The Special Relationship may not have the geopolitical juice it once had, but it is alive and well in streaming video. Peacock, which made its debut in the United States last Wednesday, opened with just three original scripted series for adults, two of them British.
On the surface, the imports are quite different from each other: The Capture (2019 to present), from BBC, is an hour-long, tightly wound conspiracy thriller; while the workplace sitcom Intelligence (2020 to present), from Sky, is a 22-minute goof.
But if you look past genre, they have some things in common. Both are cautionary tales about the British intelligence services.
The Capture warns that the spies are stealing your liberties and will disappear you if you protest. Intelligence warns that they are marginally competent wackos more interested in food delivery and photocopier high jinks than in preventing cyber terror.
More interesting, given their prominent placement on Peacock, is that both employ a favourite British target: the ugly American. The shortcomings of the British characters are finessed by shifting attention to an American interloper whose malignancy is exceeded only by his shallowness.
In The Capture, he is a cool operative running an off-the-books surveillance operation in London and pulling the strings of his peers in the British spy and police services. This would constitute a spoiler, as he does not show up right away in the engagingly convoluted story, if Ron Perlman's name were not so prominent in the credits.
In Intelligence, he is a National Security Agency liaison to Britain's cyber-terrorism unit, and it probably says all you need to know about the show's view of Americans that the hammer-headed, narcissistic character is played by David Schwimmer, that avatar of hammer-headed American narcissism.

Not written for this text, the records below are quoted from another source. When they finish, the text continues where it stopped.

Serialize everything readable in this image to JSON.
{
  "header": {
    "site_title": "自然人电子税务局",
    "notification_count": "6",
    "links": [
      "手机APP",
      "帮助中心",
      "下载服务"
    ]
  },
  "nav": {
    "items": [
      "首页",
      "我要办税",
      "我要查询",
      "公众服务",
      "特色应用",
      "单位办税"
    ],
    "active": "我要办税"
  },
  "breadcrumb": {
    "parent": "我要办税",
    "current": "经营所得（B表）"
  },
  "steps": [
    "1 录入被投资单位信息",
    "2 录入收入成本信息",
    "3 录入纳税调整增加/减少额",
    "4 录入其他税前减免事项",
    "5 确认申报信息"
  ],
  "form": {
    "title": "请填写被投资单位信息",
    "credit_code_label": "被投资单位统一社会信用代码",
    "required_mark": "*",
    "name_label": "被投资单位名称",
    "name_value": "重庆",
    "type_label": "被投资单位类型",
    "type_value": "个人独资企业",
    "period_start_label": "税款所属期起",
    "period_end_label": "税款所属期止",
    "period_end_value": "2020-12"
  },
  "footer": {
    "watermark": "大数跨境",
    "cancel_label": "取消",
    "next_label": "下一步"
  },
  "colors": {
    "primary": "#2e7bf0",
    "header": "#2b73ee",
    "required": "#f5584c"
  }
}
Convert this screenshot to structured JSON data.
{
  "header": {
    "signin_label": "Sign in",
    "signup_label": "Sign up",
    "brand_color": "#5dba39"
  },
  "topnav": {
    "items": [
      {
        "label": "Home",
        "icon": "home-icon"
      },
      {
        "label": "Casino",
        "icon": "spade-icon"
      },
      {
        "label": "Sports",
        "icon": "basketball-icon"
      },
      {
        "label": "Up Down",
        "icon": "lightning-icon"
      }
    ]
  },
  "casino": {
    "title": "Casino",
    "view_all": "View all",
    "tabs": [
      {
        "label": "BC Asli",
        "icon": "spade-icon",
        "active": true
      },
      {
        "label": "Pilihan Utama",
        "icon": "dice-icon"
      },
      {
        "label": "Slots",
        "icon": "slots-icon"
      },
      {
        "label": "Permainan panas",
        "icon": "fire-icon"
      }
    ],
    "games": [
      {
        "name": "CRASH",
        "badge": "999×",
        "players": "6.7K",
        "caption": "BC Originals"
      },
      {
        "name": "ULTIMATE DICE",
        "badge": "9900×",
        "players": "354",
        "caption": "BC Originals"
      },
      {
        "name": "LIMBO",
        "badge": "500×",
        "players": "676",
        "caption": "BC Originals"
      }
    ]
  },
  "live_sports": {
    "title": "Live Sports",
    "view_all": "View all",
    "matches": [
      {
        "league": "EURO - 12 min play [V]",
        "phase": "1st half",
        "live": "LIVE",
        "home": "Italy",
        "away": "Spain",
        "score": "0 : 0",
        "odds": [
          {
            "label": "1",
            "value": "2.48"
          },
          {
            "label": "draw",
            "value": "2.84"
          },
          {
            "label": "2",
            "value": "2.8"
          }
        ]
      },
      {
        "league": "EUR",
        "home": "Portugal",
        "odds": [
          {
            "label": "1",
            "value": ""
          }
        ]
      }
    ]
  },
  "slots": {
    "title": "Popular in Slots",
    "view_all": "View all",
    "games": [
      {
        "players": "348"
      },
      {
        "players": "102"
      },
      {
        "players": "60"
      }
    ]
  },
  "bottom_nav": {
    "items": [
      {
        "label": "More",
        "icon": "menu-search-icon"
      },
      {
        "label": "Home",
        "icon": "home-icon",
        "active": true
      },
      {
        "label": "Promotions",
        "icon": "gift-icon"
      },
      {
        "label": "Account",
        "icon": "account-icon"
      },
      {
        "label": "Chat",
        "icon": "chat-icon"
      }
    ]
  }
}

Intelligence is mild tea overall, but it is an easy binge at just over two hours for its six episodes.
The Capture, also a six-parter, is the better of the Peacock imports, a reasonably entertaining and well-constructed - at least in its early episodes - example of a classic style of British television conspiracy thriller, most recently seen in Bodyguard on BBC and Netflix.
Its hook is surveillance culture, and it posits that British law enforcement, with American help, is not only employing the kind of facial-recognition software popular in China, but has also moved onto more advanced and sinister uses of video technology.
The series, written and directed by Ben Chanan (The Missing, 2014 to 2016), teases a larger theme about storytelling - that governments can use technology to fictionalise their citizens' lives - but it mostly settles for being a straightforward thriller with the stylistic tic of often presenting the action through closed-circuit cameras.
The show holds up fairly well if you are the kind of conspiracy story fan who is satisfied when each step proceeds more or less plausibly from the step before. If you are the kind of fan who wants the overall plot to feel as if it could actually take place in the real world, well, good luck.
If there is a larger point to the inclusion of The Capture and Intelligence in Peacock's initial line-up, it may have to do with the smaller role that such "originals" are playing while services promote their libraries of older series and franchise movies to counter Netflix's focus on the new.
The British shows HBO Max launched with, like Ghosts and Home, have largely disappeared from the home page a few months later. And the tier for Peacock Originals is several levels down, well below Jurassic Park (1993 to 2001) and 30 Rock (2006 to 2013).
If you want something different, you need to find it yourself.